100 miles east of Nova Scotia lies a 30 mile-long sand dune: Sable Island, population, two, who work in the weather and research station - and 300 wild horses.

Sean Street reveals how this remote place, this dune adrift in the Atlantic, is providing information vital to us all, and has gained a powerful presence in the imagination.

In the middle of the world's worst weather systems, held tentatively in place by ocean currents, it's the perfect place to monitor climate change, and air and sea pollution.

More than 500 ships have been wrecked here. There have been several attempts at colonisation, by the Portuguese, the French (Sable is the French word for Sand) and even a group of prominent Bostonians, and all have failed.
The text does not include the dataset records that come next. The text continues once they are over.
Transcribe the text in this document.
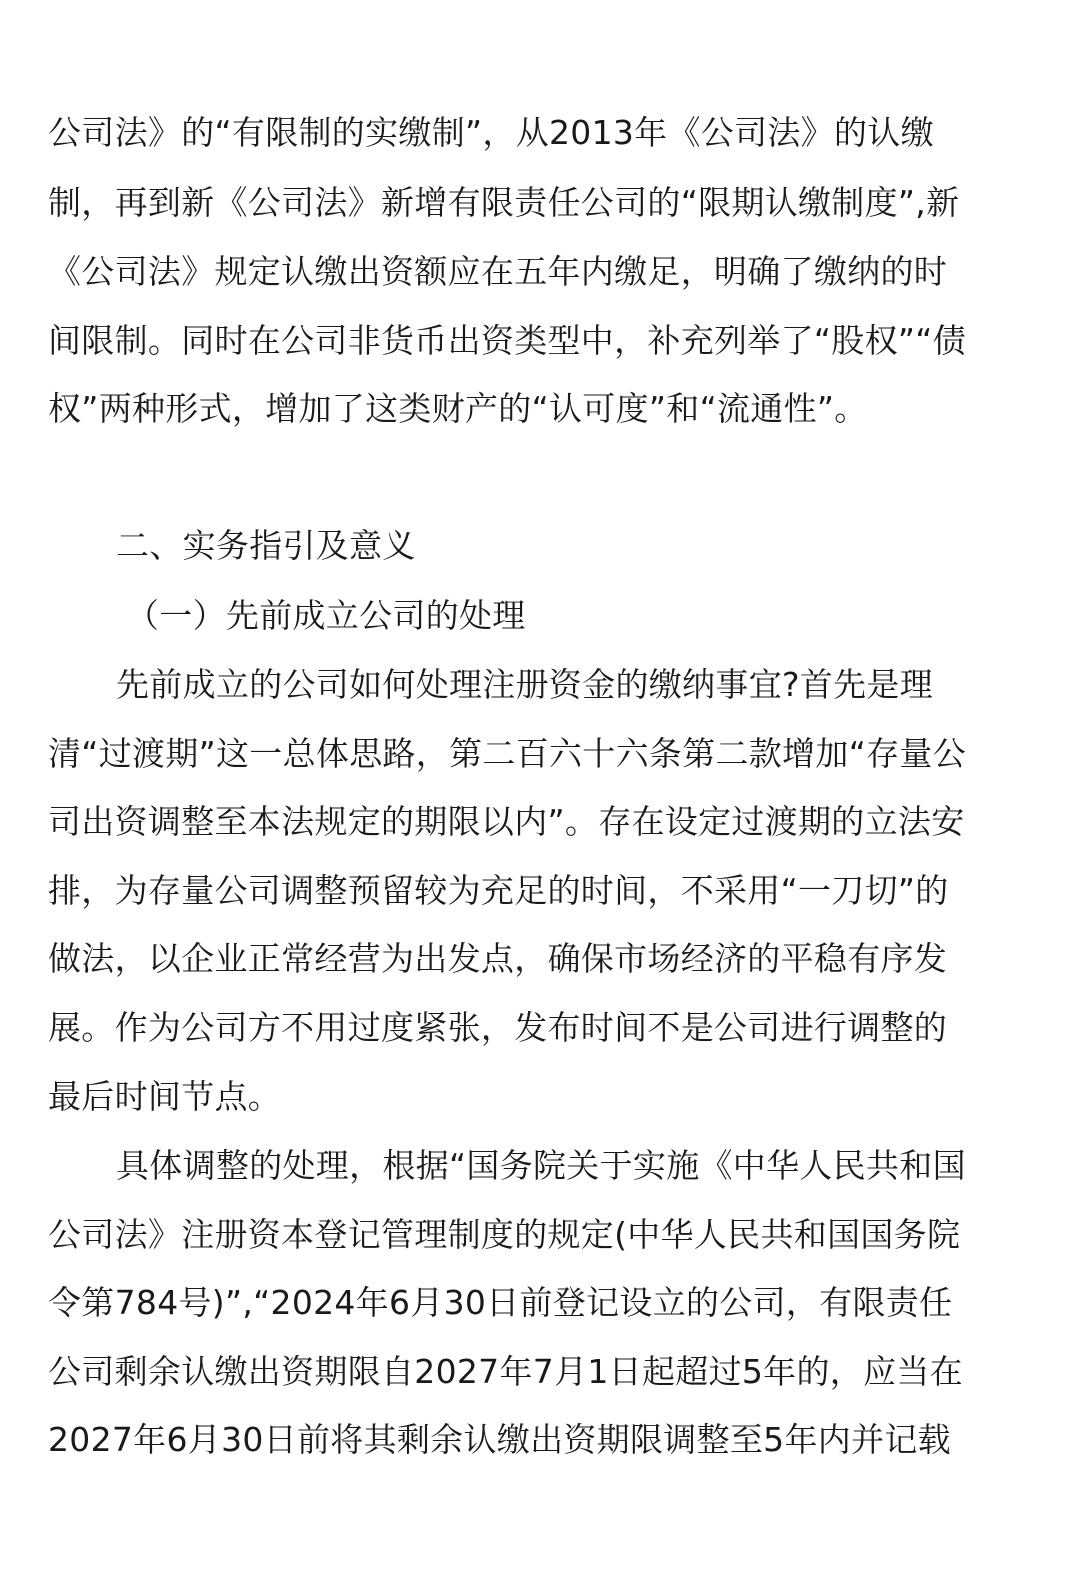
公司法》的“有限制的实缴制”，从2013年《公司法》的认缴
制，再到新《公司法》新增有限责任公司的“限期认缴制度”,新
《公司法》规定认缴出资额应在五年内缴足，明确了缴纳的时
间限制。同时在公司非货币出资类型中，补充列举了“股权”“债
权”两种形式，增加了这类财产的“认可度”和“流通性”。
二、实务指引及意义
（一）先前成立公司的处理
先前成立的公司如何处理注册资金的缴纳事宜?首先是理
清“过渡期”这一总体思路，第二百六十六条第二款增加“存量公
司出资调整至本法规定的期限以内”。存在设定过渡期的立法安
排，为存量公司调整预留较为充足的时间，不采用“一刀切”的
做法，以企业正常经营为出发点，确保市场经济的平稳有序发
展。作为公司方不用过度紧张，发布时间不是公司进行调整的
最后时间节点。
具体调整的处理，根据“国务院关于实施《中华人民共和国
公司法》注册资本登记管理制度的规定(中华人民共和国国务院
令第784号)”,“2024年6月30日前登记设立的公司，有限责任
公司剩余认缴出资期限自2027年7月1日起超过5年的，应当在
2027年6月30日前将其剩余认缴出资期限调整至5年内并记载
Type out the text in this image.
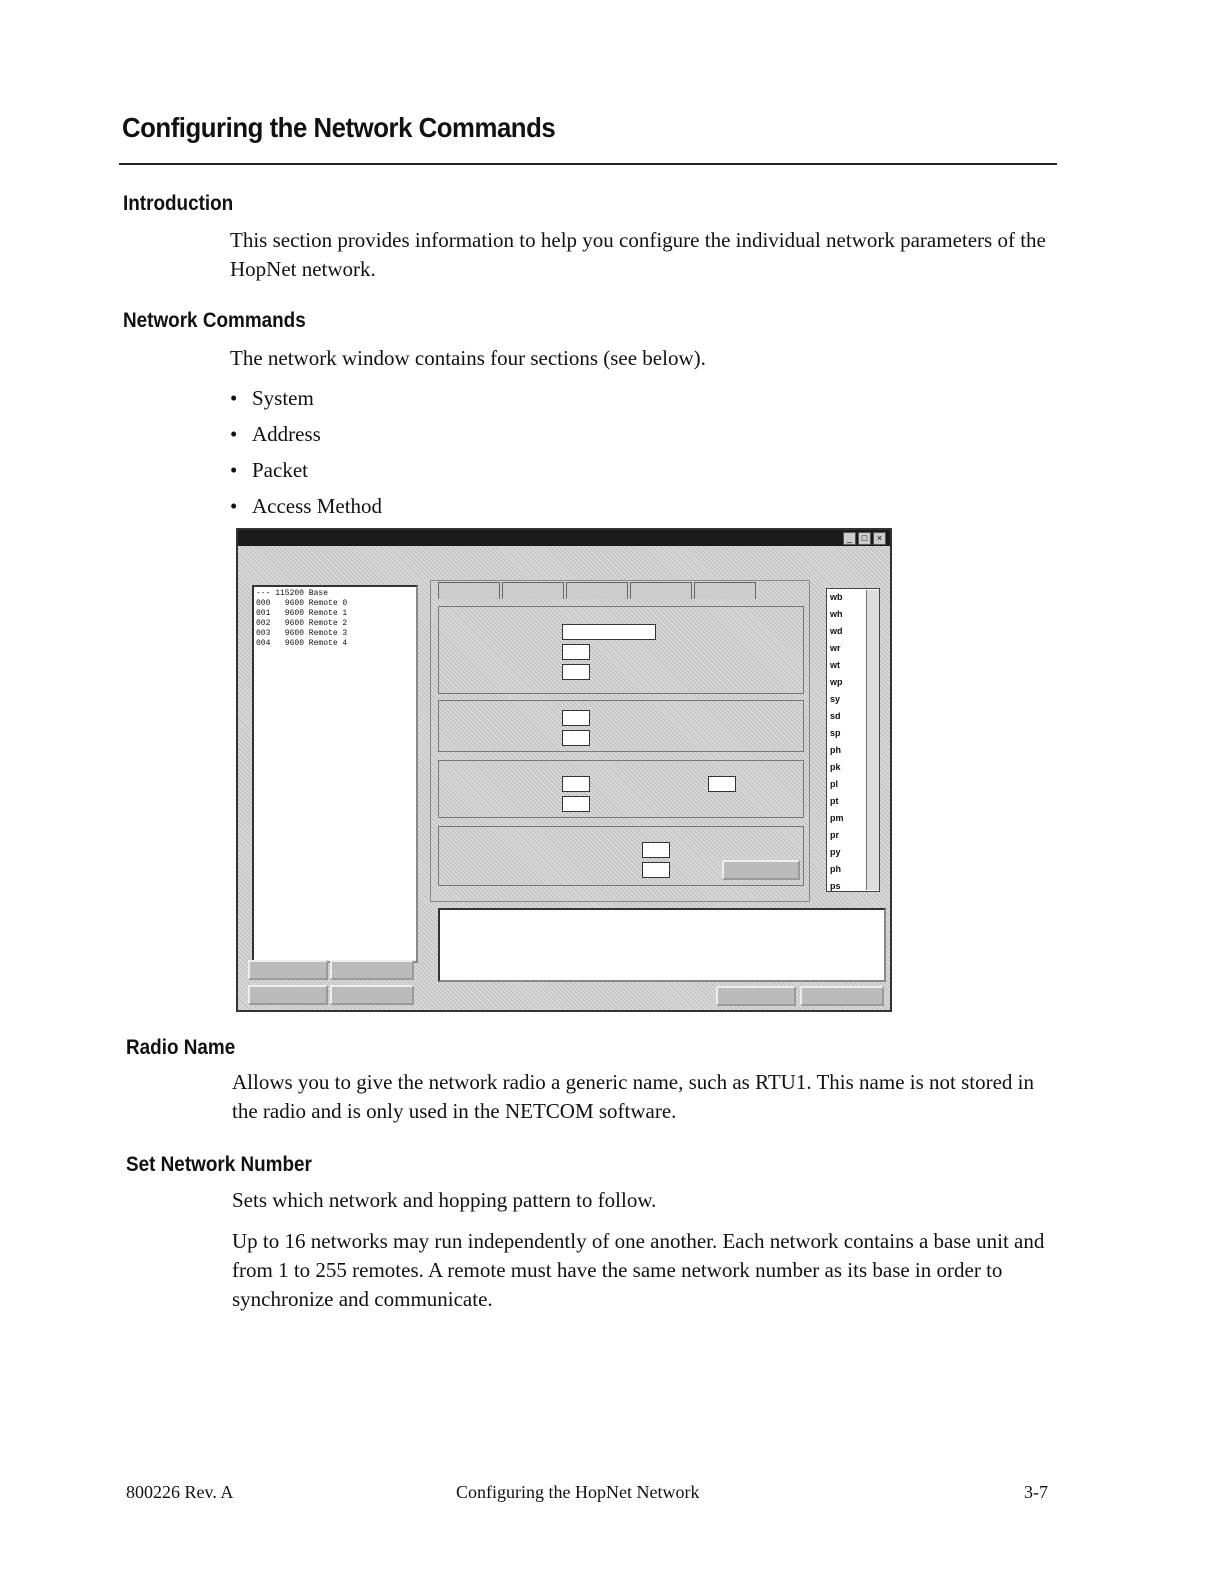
Configuring the Network Commands
Introduction
This section provides information to help you configure the individual network parameters of the HopNet network.
Network Commands
The network window contains four sections (see below).
• System
• Address
• Packet
• Access Method
_	□	×
--- 115200 Base
000   9600 Remote 0
001   9600 Remote 1
002   9600 Remote 2
003   9600 Remote 3
004   9600 Remote 4
wb
wh
wd
wr
wt
wp
sy
sd
sp
ph
pk
pl
pt
pm
pr
py
ph
ps
Radio Name
Allows you to give the network radio a generic name, such as RTU1. This name is not stored in the radio and is only used in the NETCOM software.
Set Network Number
Sets which network and hopping pattern to follow.
Up to 16 networks may run independently of one another. Each network contains a base unit and from 1 to 255 remotes. A remote must have the same network number as its base in order to synchronize and communicate.
800226 Rev. A	Configuring the HopNet Network	3-7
Thomas Raddell, Nova Scotia's finest writer, was a radio operator on Sable for a year, and this inspired his novel The Nymph and the Lamp. Poet Elizabeth Bishop visited and wrote about the island.

Sean examines wreckage from some of over 500 ships that came to grief here. There is a poignant baby's crib made from wreck wood. He meets artist Roger Savage who battled to capture the landscape. And he meets a man who dedicated years to studying the rare Ipswich Sparrow, which nests only here.

What emerges is that Sable Island is for the Canadians what the Galapagos are for the people of Ecuador, or Easter Island for Chileans. It is important scientifically and historically, but more than this it is important culturally, as part of their identity.

Producer: Julian May.

First broadcast on BBC Radio 4 in December 2009.

Sable Island, a sand dune in the Atlantic, is crucial to the world and our imagination.